Section 1
The Galois Field $G F_p$
Show that if $F$ is a field, then $a 0=0$ for any $a$ in $F$. (Look at $a 0+a 0$.)
Show that if $F$ is a field, and $a b=0$, then $a=0$ or $b=0$. (Show that if $a \neq 0$, then $b=0$.) Another way to state this is that if $a$ and $b$ are nonzero, then so is $a b$.
Solve the following system of equations over $G F_5$ :$$\begin{aligned}& 3 x+7 y+6 z=2 \\& 4 x+5 y+3 z=2 \\& 2 x+4 y+5 z=4\end{aligned}$$
Construct the Cayley tables for $G F_{11}$.
Solve the system$$\begin{aligned}& 3 x+9 y+4 z=8 \\& 2 x+3 y+5 z=2 \\& 5 x+4 y+9 z=10\end{aligned}$$over $G F_{11}$.
Construct the Cayley tables for $G F_{13}$.
Construct the Cayley tables for $G F_{17}$.
Explain how to locate $a^{-1}$ in the multiplicative Cayley table for $G F_p$.

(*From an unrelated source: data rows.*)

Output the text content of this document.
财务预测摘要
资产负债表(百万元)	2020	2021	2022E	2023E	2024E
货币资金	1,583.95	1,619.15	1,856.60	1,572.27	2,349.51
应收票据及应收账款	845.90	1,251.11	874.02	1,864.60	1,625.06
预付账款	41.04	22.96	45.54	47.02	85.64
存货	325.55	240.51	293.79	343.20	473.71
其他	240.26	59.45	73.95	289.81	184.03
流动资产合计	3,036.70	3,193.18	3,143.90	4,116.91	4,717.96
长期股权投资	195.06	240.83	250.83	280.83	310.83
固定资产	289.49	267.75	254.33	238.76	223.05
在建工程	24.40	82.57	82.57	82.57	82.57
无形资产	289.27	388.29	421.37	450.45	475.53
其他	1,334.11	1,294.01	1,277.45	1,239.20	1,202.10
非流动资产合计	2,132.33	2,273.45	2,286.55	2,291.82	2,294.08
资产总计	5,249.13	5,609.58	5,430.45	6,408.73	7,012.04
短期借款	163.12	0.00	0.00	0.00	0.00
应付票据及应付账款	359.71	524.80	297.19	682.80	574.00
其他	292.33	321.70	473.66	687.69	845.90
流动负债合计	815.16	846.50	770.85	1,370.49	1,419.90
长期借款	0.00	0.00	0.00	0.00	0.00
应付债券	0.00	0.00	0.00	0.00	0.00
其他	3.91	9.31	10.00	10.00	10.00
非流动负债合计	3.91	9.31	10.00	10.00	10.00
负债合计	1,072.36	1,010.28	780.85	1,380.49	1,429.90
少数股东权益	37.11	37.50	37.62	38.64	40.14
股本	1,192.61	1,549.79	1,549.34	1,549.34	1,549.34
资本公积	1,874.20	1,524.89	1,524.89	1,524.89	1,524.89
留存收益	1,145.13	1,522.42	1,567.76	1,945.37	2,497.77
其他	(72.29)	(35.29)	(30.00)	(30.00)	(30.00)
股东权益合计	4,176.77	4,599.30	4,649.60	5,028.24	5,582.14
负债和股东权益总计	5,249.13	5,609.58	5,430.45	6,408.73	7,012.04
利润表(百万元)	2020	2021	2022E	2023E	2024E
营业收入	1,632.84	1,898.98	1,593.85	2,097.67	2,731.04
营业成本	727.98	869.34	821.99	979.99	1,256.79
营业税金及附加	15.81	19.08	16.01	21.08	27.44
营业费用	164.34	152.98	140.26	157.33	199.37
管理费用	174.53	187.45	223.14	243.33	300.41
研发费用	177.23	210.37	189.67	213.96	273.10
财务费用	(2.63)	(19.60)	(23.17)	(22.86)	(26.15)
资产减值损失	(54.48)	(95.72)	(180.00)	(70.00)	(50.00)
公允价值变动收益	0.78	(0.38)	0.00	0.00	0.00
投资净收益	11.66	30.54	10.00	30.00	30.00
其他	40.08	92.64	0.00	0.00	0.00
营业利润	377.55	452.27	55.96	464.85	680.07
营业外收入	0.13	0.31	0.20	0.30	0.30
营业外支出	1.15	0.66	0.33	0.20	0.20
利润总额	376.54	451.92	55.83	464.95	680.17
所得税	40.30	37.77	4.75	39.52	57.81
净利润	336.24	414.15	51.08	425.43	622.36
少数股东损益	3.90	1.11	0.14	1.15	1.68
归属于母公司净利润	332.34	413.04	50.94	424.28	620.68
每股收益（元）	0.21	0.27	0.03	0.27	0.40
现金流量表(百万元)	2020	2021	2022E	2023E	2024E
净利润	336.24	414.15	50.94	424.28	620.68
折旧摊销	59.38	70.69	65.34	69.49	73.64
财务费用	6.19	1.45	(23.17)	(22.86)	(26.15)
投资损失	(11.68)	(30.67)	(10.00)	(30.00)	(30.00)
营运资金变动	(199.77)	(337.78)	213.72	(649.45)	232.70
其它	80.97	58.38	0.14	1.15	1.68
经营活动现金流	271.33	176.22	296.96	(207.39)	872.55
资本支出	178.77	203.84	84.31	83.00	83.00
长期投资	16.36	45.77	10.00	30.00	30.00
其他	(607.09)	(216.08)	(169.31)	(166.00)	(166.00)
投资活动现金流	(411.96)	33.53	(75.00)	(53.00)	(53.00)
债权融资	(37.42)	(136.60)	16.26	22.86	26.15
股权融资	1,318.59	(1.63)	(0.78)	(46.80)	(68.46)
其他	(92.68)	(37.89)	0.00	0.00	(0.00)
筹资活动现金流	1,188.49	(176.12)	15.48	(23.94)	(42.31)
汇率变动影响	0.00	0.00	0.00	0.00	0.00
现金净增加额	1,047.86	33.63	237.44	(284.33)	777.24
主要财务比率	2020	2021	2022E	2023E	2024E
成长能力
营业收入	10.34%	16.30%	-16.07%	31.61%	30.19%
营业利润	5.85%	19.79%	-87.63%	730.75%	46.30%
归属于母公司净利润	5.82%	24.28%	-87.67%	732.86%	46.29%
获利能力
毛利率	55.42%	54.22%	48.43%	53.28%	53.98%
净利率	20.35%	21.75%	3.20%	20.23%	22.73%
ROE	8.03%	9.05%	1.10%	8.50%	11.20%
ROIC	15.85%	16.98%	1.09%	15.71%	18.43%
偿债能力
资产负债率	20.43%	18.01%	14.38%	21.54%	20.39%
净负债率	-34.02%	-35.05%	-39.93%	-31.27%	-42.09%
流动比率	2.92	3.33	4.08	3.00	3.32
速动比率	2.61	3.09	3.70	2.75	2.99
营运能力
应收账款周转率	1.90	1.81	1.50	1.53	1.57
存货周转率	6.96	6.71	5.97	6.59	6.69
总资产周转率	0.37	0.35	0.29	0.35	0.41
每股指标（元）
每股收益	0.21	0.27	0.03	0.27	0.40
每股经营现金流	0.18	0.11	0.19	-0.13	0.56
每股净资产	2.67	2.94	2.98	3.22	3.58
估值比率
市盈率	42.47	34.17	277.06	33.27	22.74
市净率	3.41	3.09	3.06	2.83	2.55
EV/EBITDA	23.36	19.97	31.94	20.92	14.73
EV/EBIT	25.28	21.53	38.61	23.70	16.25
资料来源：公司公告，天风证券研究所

Explain why the set of integers modulo 10 under addition and multiplication is not a field.
Explain why the operations on congruence classes $\bmod p,[a]+[b]=[a+b]$ and $[a][b]=[a b]$, are well defined. That is, why does the result not depend on the particular choice of $a$ and $b$ from the congruence class?
Solve the equation $x^2+7 x+10=0$ over $G F_{11}$.
Factor the polynomial $3 x^3+x^2+11 x+1$ over the field $G F_{17}$.